Во всех наиболее достоверных историях о призраках и видениях, как в истории Брута, архиепископа Кранмера, истории Бенвенуто Челлини, записанной им самим, и видении Галилея, сообщенном им своему любимому ученику Торричелли, видящие призраков находились в состоянии холода или пробирающей сырости снаружи и тревоги внутри. Со всеми ими было так же, как с Франсиско на посту, — в одиночестве, в глубине и тишине ночи; — «было горько холодно, и они были больны сердцем, и ни одна мышь не шевелилась». Внимание к мелким звукам — естественно связанное с воспоминанием о мелких объектах, и чем более знакомые и пустяковые они, тем более впечатляющие из-за необычности того, что они вообще производят какое-либо впечатление, — придает философскую уместность этому последнему образу; но он также имеет свое драматическое использование и цель. Ибо его обыденность в повседневном разговоре имеет тенденцию создавать чувство реальности и сразу скрывает поэта, и всё же приближает читателя или зрителя к тому состоянию, в котором высочайшая поэзия будет казаться, и в своих составных частях, хотя и не во всей композиции, действительно является языком природы. Если бы я не произносил это, я чувствую, что я бы думал это; — голос только поэта, — слова мои собственные.
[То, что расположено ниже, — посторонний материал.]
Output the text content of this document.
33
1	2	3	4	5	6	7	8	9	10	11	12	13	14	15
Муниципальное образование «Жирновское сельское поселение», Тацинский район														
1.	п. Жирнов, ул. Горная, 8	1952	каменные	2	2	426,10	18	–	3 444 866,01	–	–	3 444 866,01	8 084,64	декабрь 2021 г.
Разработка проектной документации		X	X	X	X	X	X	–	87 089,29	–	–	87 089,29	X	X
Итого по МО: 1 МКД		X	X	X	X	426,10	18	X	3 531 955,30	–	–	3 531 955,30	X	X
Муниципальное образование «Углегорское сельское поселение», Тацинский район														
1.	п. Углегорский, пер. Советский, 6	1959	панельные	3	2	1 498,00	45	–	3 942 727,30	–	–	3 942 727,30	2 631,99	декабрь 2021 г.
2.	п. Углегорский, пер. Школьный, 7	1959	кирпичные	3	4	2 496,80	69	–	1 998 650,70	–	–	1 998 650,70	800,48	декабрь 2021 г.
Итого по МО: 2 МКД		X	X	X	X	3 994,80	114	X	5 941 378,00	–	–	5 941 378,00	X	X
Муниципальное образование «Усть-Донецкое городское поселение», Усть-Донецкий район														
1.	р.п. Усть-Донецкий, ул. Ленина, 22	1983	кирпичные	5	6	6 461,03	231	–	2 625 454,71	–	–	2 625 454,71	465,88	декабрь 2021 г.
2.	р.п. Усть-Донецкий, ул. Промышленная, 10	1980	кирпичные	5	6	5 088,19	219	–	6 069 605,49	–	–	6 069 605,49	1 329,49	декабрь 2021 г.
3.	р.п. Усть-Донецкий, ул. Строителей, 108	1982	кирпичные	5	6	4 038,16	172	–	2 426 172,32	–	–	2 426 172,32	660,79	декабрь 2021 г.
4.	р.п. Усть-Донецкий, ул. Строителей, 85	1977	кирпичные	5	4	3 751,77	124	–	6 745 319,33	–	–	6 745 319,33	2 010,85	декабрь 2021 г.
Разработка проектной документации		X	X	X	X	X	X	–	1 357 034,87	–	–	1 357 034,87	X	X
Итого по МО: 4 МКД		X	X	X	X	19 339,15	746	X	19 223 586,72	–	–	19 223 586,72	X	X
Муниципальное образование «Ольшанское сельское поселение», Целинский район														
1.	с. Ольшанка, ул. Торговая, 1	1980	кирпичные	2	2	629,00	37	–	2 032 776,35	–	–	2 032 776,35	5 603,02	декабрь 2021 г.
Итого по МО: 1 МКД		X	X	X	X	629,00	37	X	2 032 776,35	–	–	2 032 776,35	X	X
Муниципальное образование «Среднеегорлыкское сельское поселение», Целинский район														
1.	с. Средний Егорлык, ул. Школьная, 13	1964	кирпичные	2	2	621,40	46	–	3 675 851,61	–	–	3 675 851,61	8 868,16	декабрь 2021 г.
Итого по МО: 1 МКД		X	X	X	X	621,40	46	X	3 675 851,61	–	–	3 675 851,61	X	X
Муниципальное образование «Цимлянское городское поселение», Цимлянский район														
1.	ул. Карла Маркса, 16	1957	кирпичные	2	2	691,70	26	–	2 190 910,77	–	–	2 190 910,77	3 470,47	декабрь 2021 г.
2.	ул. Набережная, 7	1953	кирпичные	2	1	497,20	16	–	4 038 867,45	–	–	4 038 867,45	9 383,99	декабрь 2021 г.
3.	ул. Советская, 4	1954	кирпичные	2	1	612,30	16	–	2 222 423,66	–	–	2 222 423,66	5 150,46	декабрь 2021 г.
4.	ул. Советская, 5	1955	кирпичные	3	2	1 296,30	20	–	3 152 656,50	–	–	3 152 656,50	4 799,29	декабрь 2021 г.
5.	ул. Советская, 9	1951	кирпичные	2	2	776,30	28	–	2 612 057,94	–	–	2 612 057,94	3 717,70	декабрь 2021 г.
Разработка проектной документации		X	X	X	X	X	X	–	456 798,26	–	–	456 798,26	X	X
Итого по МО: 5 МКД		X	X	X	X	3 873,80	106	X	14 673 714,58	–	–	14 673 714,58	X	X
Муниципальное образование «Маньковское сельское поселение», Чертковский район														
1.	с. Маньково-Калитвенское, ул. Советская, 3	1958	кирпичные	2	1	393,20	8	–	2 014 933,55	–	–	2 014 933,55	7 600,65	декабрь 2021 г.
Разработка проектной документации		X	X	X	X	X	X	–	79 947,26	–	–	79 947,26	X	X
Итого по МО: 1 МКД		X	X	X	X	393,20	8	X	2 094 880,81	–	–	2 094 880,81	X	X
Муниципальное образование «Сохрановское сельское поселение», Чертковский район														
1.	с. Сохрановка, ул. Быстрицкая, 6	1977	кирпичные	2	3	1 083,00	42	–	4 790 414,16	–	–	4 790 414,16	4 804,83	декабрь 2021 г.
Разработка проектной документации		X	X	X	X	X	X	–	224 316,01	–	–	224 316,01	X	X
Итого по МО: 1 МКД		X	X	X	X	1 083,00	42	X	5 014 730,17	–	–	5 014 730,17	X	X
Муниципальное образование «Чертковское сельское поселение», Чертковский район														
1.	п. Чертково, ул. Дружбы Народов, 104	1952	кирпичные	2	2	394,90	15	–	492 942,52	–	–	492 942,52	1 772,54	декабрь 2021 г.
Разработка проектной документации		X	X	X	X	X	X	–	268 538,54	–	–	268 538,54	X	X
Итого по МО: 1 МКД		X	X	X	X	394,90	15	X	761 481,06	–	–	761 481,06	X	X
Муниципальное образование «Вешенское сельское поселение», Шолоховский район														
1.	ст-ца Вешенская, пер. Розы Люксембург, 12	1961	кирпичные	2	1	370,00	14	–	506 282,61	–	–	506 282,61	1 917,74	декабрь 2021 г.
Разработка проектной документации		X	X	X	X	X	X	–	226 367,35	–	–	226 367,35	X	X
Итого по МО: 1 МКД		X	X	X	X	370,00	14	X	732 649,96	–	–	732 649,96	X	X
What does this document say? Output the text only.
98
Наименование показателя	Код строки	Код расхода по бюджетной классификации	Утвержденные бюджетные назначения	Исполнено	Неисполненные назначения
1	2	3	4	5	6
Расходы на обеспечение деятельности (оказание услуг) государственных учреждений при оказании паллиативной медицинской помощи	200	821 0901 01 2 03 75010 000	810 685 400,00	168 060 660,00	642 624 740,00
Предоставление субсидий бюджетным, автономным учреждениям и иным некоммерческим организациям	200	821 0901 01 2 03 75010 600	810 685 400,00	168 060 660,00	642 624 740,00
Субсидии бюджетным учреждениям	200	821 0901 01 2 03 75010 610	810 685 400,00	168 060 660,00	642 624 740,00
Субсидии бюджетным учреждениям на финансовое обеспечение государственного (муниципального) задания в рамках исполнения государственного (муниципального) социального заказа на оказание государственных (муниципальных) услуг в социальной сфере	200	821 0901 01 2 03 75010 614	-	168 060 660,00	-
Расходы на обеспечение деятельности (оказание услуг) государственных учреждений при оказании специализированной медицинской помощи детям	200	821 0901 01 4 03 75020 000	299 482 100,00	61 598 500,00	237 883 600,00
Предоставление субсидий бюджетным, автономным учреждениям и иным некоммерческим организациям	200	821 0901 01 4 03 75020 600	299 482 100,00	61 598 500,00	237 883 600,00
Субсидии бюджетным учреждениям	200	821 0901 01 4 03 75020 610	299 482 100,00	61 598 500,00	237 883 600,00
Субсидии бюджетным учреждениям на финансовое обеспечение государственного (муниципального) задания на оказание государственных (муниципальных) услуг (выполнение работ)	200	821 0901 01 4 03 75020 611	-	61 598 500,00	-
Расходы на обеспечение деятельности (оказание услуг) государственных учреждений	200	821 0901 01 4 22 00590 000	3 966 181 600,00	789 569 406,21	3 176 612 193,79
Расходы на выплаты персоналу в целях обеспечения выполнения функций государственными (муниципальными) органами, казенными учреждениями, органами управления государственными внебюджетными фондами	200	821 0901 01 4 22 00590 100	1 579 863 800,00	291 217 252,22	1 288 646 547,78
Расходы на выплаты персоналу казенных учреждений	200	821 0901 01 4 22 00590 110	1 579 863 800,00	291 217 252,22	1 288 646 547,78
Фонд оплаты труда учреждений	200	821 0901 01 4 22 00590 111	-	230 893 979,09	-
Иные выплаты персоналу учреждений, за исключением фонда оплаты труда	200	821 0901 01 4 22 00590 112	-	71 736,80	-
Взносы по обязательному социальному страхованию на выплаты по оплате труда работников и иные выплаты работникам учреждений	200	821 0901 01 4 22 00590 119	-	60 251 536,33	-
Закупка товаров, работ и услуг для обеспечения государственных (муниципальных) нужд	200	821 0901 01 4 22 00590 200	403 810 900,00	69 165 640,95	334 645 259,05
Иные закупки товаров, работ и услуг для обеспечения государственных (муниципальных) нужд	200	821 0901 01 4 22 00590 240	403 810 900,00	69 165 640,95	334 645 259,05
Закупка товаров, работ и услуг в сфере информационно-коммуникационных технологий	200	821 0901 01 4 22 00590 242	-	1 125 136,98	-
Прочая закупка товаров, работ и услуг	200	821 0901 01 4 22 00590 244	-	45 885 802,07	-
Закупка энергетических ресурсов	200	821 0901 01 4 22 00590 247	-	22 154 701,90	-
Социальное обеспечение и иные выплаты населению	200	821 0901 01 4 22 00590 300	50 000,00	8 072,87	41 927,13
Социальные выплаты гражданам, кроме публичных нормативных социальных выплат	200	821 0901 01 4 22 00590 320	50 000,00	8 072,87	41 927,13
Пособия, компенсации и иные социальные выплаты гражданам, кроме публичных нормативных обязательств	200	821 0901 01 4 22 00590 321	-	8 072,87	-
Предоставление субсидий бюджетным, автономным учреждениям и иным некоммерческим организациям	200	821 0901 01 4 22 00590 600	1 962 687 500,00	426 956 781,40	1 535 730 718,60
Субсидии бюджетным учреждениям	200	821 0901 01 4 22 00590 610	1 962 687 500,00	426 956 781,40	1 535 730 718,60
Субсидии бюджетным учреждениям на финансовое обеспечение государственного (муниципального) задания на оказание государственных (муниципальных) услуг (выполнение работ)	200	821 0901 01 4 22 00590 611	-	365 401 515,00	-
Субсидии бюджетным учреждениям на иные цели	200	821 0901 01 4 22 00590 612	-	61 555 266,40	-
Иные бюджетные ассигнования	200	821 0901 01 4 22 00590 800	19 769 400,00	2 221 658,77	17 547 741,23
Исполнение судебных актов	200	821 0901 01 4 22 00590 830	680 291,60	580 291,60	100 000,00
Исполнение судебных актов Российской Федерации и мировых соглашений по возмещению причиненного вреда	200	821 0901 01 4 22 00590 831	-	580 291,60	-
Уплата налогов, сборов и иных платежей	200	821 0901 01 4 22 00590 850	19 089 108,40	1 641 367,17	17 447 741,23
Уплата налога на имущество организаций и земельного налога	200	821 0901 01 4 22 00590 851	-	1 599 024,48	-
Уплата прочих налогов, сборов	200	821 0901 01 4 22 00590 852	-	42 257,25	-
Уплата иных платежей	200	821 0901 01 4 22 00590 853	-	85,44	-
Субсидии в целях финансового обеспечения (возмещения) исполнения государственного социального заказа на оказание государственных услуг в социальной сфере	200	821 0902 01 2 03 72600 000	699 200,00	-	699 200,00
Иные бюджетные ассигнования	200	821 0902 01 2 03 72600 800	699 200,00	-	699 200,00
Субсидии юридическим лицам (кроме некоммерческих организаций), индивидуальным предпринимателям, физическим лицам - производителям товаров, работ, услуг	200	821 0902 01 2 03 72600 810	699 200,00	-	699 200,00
То, что Шекспир намеревался дать актеру возможность произвести эффект в самых первых словах — «Кто здесь?» — очевидно из нетерпения, выраженного встревоженным Франсиско в словах, которые следуют: — «Нет, отвечай мне: стой и откройся». Храбрый человек никогда не бывает столь категоричен, как когда он боится, что он боится. Наблюдайте за постепенным переходом от тишины и всё ещё недавней привычки прислушиваться в словах Франсиско: — «Мне кажется, я слышу их» — к более бодрому окрику, который хороший актер заметил бы в: — «Стой, эй! Кто здесь?» Запрос Бернардо о Горацио и повторение его имени в его присутствии указывают на уважение или нетерпение, которые подразумевают его как одного из лиц, находящихся на переднем плане; и скептицизм, приписываемый ему, —
Горацио говорит: «Это лишь наша фантазия»; и не позволяет вере овладеть им —
подготавливает нас к последующему панегирику Гамлета ему как человеку, чья кровь и суждение были счастливо смешаны. Актер должен также быть осторожен, чтобы отличить ожидание и радость в «Добро пожаловать, Горацио!» Бернардо от простой вежливости в его «Добро пожаловать, добрый Марцелл!»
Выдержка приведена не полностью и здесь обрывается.